The “PKIX path building failed” error is a common error that occurs when trying to establish a secure connection using the SSL/TLS protocol. It typically occurs when the client’s truststore does not contain the necessary root certificate or intermediate certificate for the server’s SSL certificate.
What Causes the Error
- Missing or expired root or intermediate certificates in the truststore
- Incorrect truststore configuration
- Mismatched SSL certificate on the server
- Incorrect URL or IP address used to connect to the server
How to Fix the Error
- Verify the SSL certificate on the server
- Obtain the necessary root and intermediate certificates
- Configure the truststore correctly
- Ensure the correct URL or IP address is used when connecting to the server
Code Example: Java
import java.io.FileInputStream; import java.security.KeyStore; import java.security.cert.CertificateException; import java.security.cert.X509Certificate; import javax.net.ssl.TrustManager; import javax.net.ssl.TrustManagerFactory; import javax.net.ssl.X509TrustManager; public class TrustStoreExample { public static void main(String[] args) throws Exception { String trustStoreFile = "/path/to/truststore.jks"; char[] trustStorePassword = "password".toCharArray(); KeyStore trustStore = KeyStore.getInstance("JKS"); trustStore.load(new FileInputStream(trustStoreFile), trustStorePassword); TrustManagerFactory trustManagerFactory = TrustManagerFactory.getInstance(TrustManagerFactory.getDefaultAlgorithm()); trustManagerFactory.init(trustStore); TrustManager[] trustManagers = trustManagerFactory.getTrustManagers(); X509TrustManager trustManager = (X509TrustManager) trustManagers[0]; trustManager.checkServerTrusted(new X509Certificate[] {}, "RSA"); } }
Common Solutions
- Updating the truststore to include the necessary root and intermediate certificates
- Disabling SSL certificate validation (not recommended for production environments)
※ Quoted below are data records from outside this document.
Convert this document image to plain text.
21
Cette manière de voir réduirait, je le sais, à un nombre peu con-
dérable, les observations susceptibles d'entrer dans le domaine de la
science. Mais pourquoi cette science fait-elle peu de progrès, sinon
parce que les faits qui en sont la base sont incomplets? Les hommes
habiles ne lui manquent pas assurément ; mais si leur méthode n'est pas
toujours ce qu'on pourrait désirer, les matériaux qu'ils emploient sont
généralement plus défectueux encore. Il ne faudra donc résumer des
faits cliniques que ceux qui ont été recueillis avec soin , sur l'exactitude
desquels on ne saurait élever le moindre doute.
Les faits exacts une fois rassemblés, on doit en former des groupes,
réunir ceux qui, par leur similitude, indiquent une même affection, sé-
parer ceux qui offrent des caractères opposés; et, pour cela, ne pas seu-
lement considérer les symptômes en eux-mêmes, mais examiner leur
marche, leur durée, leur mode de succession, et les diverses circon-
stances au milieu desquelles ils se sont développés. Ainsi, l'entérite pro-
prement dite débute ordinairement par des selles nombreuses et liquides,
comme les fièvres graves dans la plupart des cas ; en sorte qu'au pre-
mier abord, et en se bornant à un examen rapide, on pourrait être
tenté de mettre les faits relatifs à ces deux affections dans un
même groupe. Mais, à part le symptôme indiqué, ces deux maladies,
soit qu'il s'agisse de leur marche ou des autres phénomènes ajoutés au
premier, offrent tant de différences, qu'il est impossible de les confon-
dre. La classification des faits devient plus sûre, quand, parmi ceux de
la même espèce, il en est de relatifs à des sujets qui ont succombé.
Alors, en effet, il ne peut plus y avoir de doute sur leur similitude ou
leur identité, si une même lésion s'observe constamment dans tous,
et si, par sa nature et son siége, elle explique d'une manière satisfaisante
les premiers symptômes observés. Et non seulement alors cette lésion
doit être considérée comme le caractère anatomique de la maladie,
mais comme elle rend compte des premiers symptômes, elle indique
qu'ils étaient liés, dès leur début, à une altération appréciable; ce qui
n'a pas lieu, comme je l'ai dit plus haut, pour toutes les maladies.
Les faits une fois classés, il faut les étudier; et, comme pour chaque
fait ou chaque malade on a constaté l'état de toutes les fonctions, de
- Verifying the SSL certificate details on the server to ensure they match the expected values
- Checking the URL or IP address being used to connect to the server
Troubleshooting Tips
- Check the server’s SSL certificate to ensure it is valid and not expired
- Verify the root and intermediate certificates are included in the truststore
- Ensure the truststore is configured correctly and the correct password is being used
- Try connecting to the server using a different URL or IP address to rule out any network issues
Code Example: Python
import ssl import socket context = ssl.create_default_context() # Disable certificate validation (not recommended for production environments) context.check_hostname = False context.verify_mode = ssl.CERT_NONE # Connect to the server conn = context.wrap_socket(socket.socket(socket.AF_INET), server_hostname='www.example.com') conn.connect(('www.example.com', 443))
Best Practices
- Keep the truststore up to date with the latest root and intermediate certificates
- Verify the SSL certificate details on the server before establishing a secure connection
- Regularly check for and resolve any SSL certificate issues on the server
- Use a tool such as OpenSSL to test the SSL connection to the server
Conclusion
The “PKIX path building failed” error can be caused by various factors such as missing or expired root and intermediate certificates, incorrect truststore configuration, and incorrect URL or IP address used to connect to the server. By verifying the SSL certificate on the server, obtaining the necessary root and intermediate certificates, configuring the truststore correctly, and ensuring the correct URL or IP address is used, this error can be resolved. The code example above demonstrates how to configure the truststore in Java.